After the trip I stayed in Tuscany a few more days to visit Elisa and Gabrielle, my old hosts from Podere Le Fornace where I wwoofed last year. They’ve sinced moved off the farm but welcomed me into their new home, a hill-top farmhouse with vineyard views out of each window. On Saturday afternoon we picked up Gabrielle from his grandparent’s land, where he is helping with the olive harvest. Though their grandson now runs the operation, at 84 and 80 Nonno and Nonna still work long days to relieve the hundreds of trees of their ripe fruit. We drove to the frantoio (mill) to pick up the first batch: 52 litres of bright green olio nuovo that we struggled to lift into the trunk. In the evening, Elisa toasted slices of bread for us to rub with garlic, sprinkle with salt, and eat drenched in the spicy new oil.

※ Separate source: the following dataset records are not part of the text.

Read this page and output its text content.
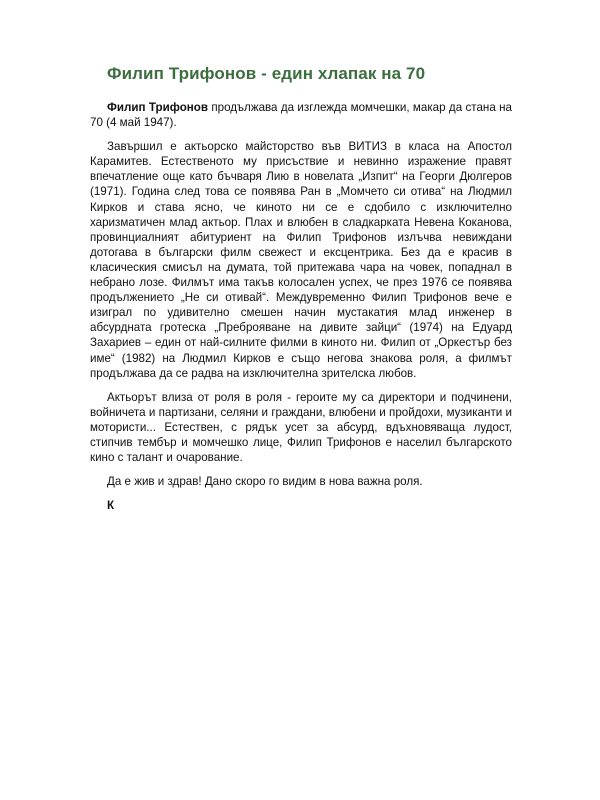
Филип Трифонов - един хлапак на 70

Филип Трифонов продължава да изглежда момчешки, макар да стана на 70 (4 май 1947).

Завършил е актьорско майсторство във ВИТИЗ в класа на Апостол Карамитев. Естественото му присъствие и невинно изражение правят впечатление още като бъчваря Лию в новелата „Изпит“ на Георги Дюлгеров (1971). Година след това се появява Ран в „Момчето си отива“ на Людмил Кирков и става ясно, че киното ни се е сдобило с изключително харизматичен млад актьор. Плах и влюбен в сладкарката Невена Коканова, провинциалният абитуриент на Филип Трифонов излъчва невиждани дотогава в български филм свежест и ексцентрика. Без да е красив в класическия смисъл на думата, той притежава чара на човек, попаднал в небрано лозе. Филмът има такъв колосален успех, че през 1976 се появява продължението „Не си отивай“. Междувременно Филип Трифонов вече е изиграл по удивително смешен начин мустакатия млад инженер в абсурдната гротеска „Преброяване на дивите зайци“ (1974) на Едуард Захариев – един от най-силните филми в киното ни. Филип от „Оркестър без име“ (1982) на Людмил Кирков е също негова знакова роля, а филмът продължава да се радва на изключителна зрителска любов.

Актьорът влиза от роля в роля - героите му са директори и подчинени, войничета и партизани, селяни и граждани, влюбени и пройдохи, музиканти и мотористи... Естествен, с рядък усет за абсурд, вдъхновяваща лудост, стипчив тембър и момчешко лице, Филип Трифонов е населил българското кино с талант и очарование.

Да е жив и здрав! Дано скоро го видим в нова важна роля.

К
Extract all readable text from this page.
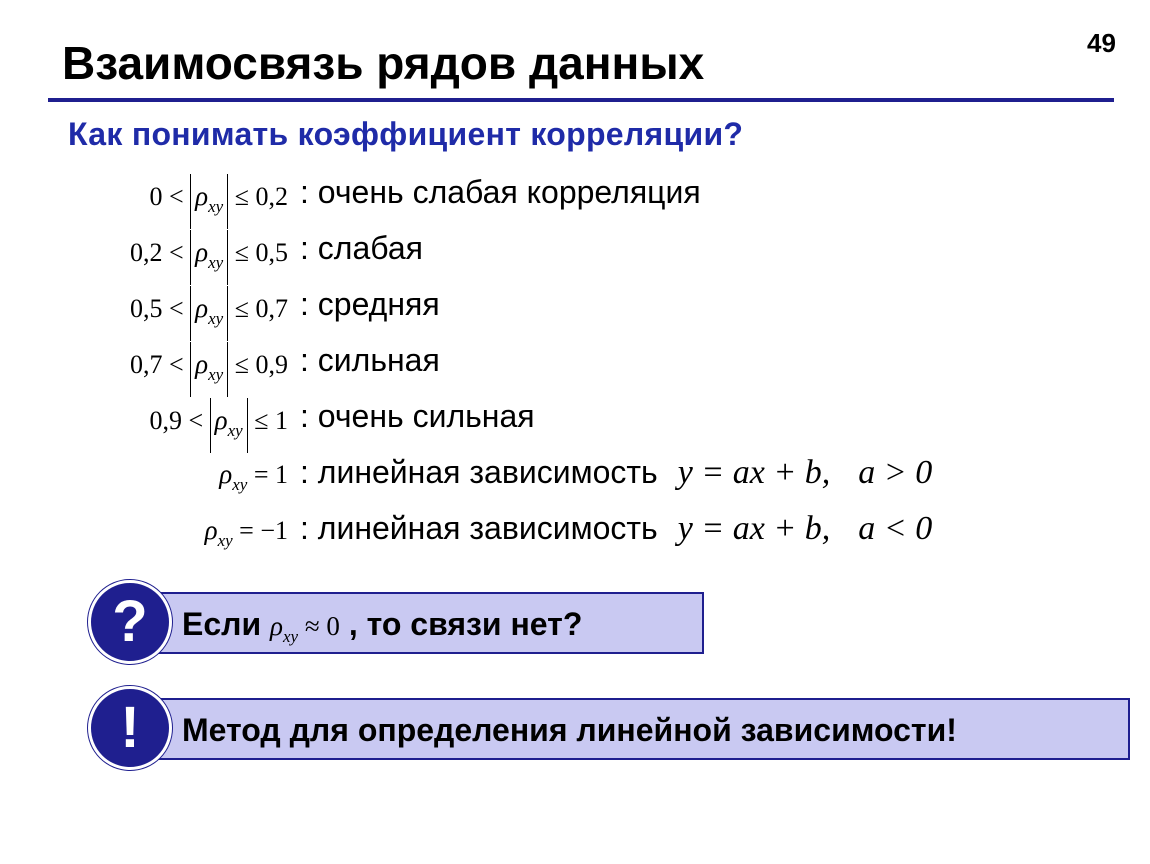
Взаимосвязь рядов данных	49
Как понимать коэффициент корреляции?
$0 < \rho_{xy} \le 0,2$ : очень слабая корреляция
$0,2 < \rho_{xy} \le 0,5$ : слабая
$0,5 < \rho_{xy} \le 0,7$ : средняя
$0,7 < \rho_{xy} \le 0,9$ : сильная
$0,9 < \rho_{xy} \le 1$ : очень сильная
$\rho_{xy} = 1$ : линейная зависимость y = ax + b, a > 0
$\rho_{xy} = -1$ : линейная зависимость y = ax + b, a < 0
Если $\rho_{xy} \approx 0$ , то связи нет?
?
Метод для определения линейной зависимости!
!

While playing outside with their 4 ½ year old daughter Priscilla, I had another of my Italian Linguistic Moments. As she jumped up and down on the yard's mattress-turned-trampoline, I held her hands and lifted her up on every third jump. I stopped when my arms became tired, causing her to exclaim “Tiramisu! Tiramisu!” and me to wonder why she was suddenly shouting a dessert at me. I was tempted to shout “chocolate cake!” back at her, but then realized what she was saying; tiramisu literally means “lift me up,” a fact I’ve heard many times before but have never applied to my life beyond the dessert buffet. After figuring this out I summoned what strength was left in my arms (the only exercise I've had lately is raising wine glasses to my mouth), and lifted her up as high as I could. She laughed and laughed and I was a hero.

The moral of this story: an obsessive love of all things sweet can be useful in the real world.

Saturday, November 6, 2010

All Spruced Up.

Happy November to all. Here's my latest entry to the UNISG student blog......

This summer I needed to get out of Parma. Desperately. A girl can only sweat so much before she sits down, books a trip to she can’t afford, and flies off to Norway.

I landed in Bergen, mercifully cold enough to warrant a sweater, and walked through its medieval wooden quarters on the harbour. Further south in Preikestolen, I hiked to the imposing Pulpit Rock and peered over its edge to the Lysefjord below. At the tip of this fjord I chased BASE-jumpers up to the famous Kjerag Boulder, which I climbed upon for a picture (but didn’t jump off). Norway’s landscapes were wild, unpredictable, and already I long to return.

Norway tasted wild, too; one night we had dinner at Hanne på Høyden, a restaurant in Bergen owned by chef Hanne Frosta. They source or forage nearly every ingredient from Norway, and even make their own wines from a variety of local fruits.

I ordered the beef filet, butchered from a peculiarly small breed of Norwegian cow and served with spruce-tip butter. This topping was simple, just butter smashed up with the supple ends of spruce branches, and like lavender, the spruce tasted just as it smells: woodsy, earthy and green. It complimented the beef beautifully, and oddly enough, tasted familiar.

When we had the chance to meet Hanne, I told her a story: every summer when I was a child, my father took us camping on an island in the middle of a lake. When we weren’t upsetting nature’s equilibrium by digging wells or damning creeks, one of our many projects was to harvest spruce tips. We’d stick them in a can of water and leave it on the campfire to boil. With enough sugar stirred in, this tea-of-the-forest was drunk without qualms, though my mother, happy to abstain from these trips, would have had a heart-attack if she knew what we were cooking up in rusty metal.

I couldn’t have guessed that seventeen years later I’d be eating spruce-tips again, this time melted over beef and served on a plate rather than in a can. It is a rare and curious moment when taste elicits such a memory, and I love Norway all the more because of it.